Für Fälle zum Arbeitsrecht in Dortmund ist das Arbeitsgericht Dortmund in der Ruhrallee 1-3 zuständig. Es ist eines von insgesamt 30 Arbeitsgerichten in Nordrhein-Westfalen. Es besteht aus zehn Kammern. In zweiter Instanz ist das Landgericht Hamm zuständig. In einem möglichen weiteren Rechtszug entscheidet das Bundesarbeitsgericht in Erfurt. Die meisten Vorschriften zum Arbeitsrecht werden bundeseinheitlich geregelt. Aber auch die Länder können Einzelheiten gesetzlich bestimmen, solange es keine bundeseinheitliche Regelung gibt. Das ist die sogenannte konkurrierende Gesetzgebung.

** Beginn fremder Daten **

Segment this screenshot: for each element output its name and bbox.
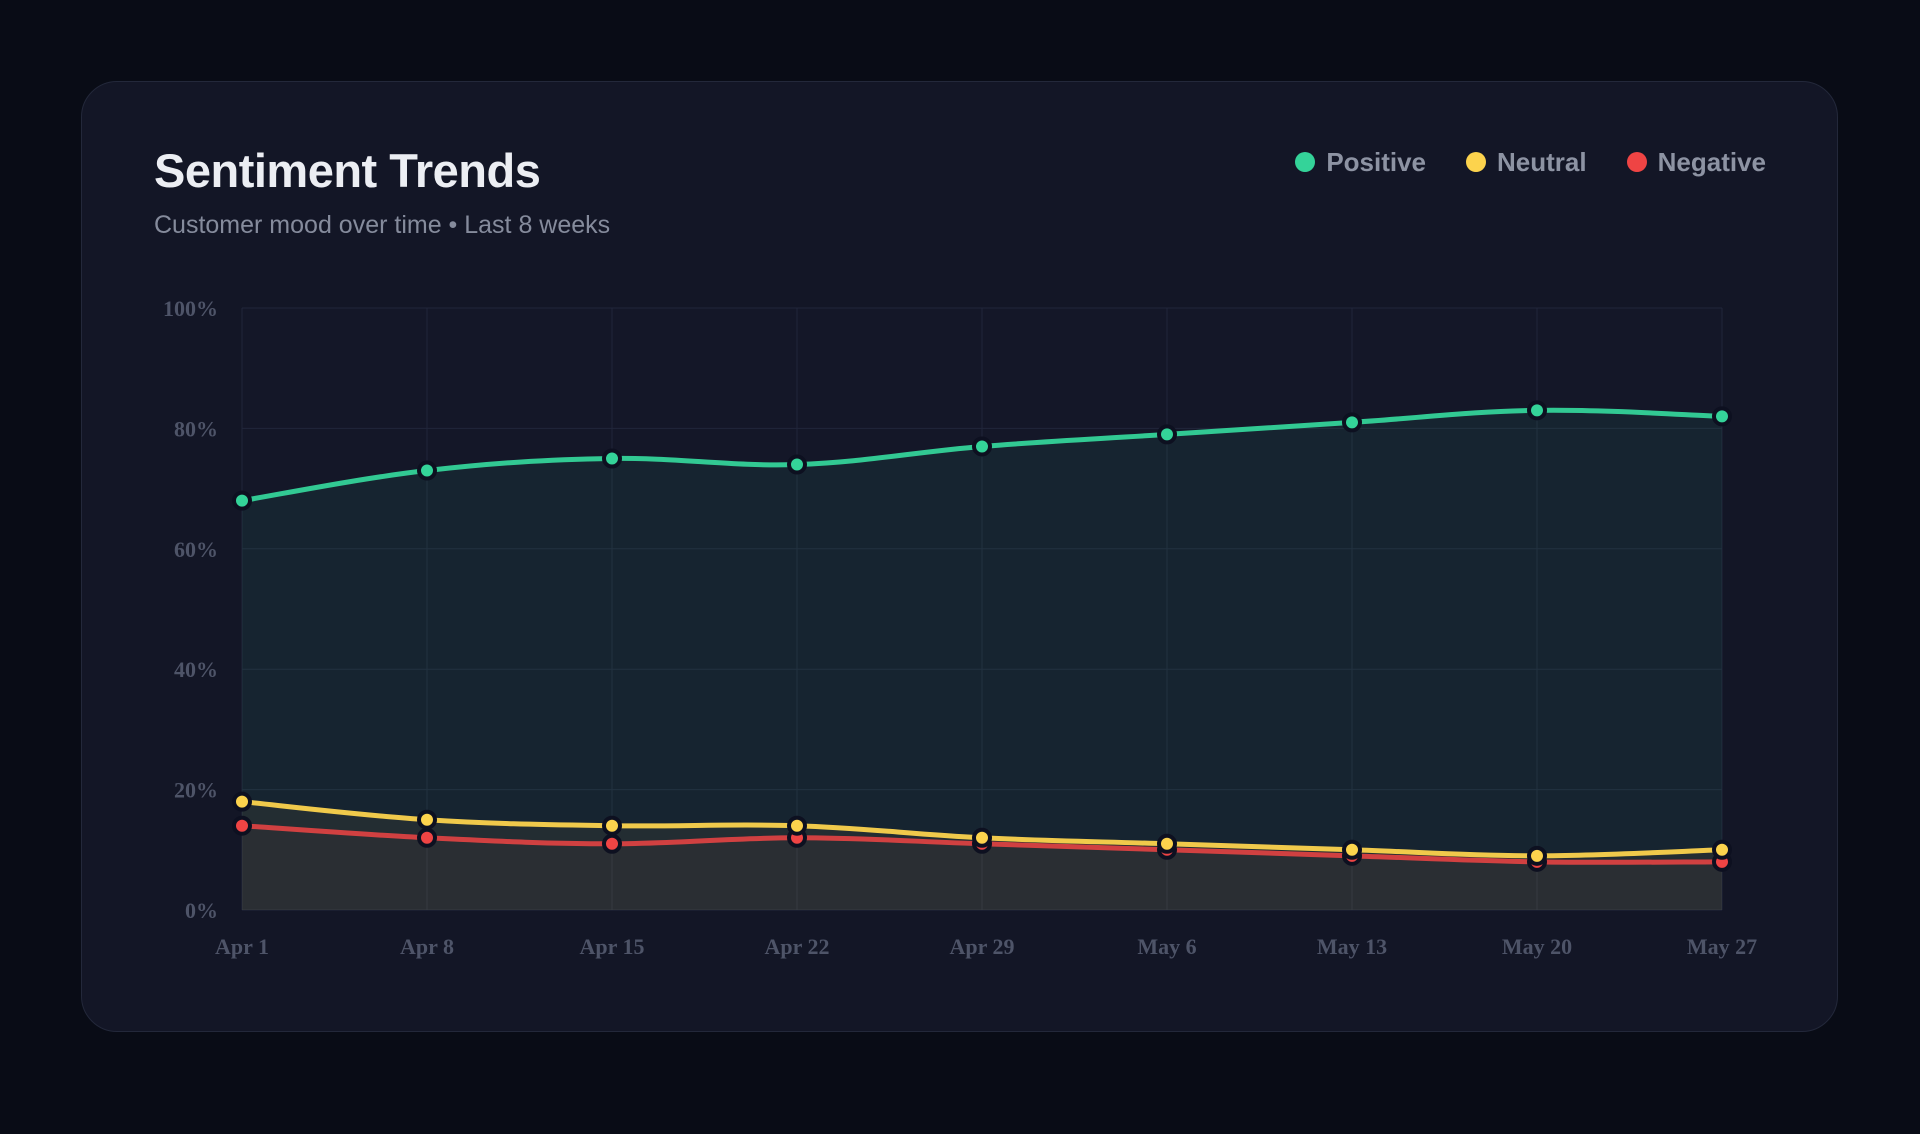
legend-item-positive[interactable]: Positive xyxy=(1295,147,1426,178)
y-tick-label: 20% xyxy=(174,778,218,803)
x-tick-label: Apr 8 xyxy=(400,934,454,959)
data-point-neutral xyxy=(602,815,622,836)
chart-subtitle: Customer mood over time • Last 8 weeks xyxy=(154,211,611,239)
data-point-neutral xyxy=(1527,845,1547,866)
x-tick-label: Apr 29 xyxy=(950,934,1015,959)
data-point-neutral xyxy=(787,815,807,836)
data-point-positive xyxy=(1527,400,1547,421)
legend-label-neutral: Neutral xyxy=(1497,146,1587,177)
chart-points xyxy=(232,400,1732,872)
chart-grid xyxy=(241,307,1723,911)
y-tick-label: 40% xyxy=(174,657,218,682)
data-point-negative xyxy=(232,815,252,836)
data-point-positive xyxy=(1712,406,1732,427)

Es ist für jeden betroffenen Arbeitnehmer sehr hilfreich, zusammen mit einem Rechtsanwalt für Arbeitsrecht in Dortmund zunächst zu erörtern, welche Ziele er verfolgt. Eine Kündigungsschutzklage zielt zwar darauf ab, das Arbeitsverhältnis beizubehalten, in der Realität ist das Verhältnis zwischen Arbeitgeber und Arbeitnehmer jedoch bereits beschädigt – und eine Weiterbeschäftigung wird eigentlich von beiden Seiten nicht mehr gewünscht. Für den Arbeitnehmer kommt es dann aber entscheidend darauf an, die Kündigung nur gegen eine höhere Abfindung zu akzeptieren. Aber schon bei dieser Frage gilt es, vorsichtig zu sein. Denn eine Abfindung sollte möglichst so gestaltet werden, dass sie nicht auf das Arbeitslosengeld angerechnet wird.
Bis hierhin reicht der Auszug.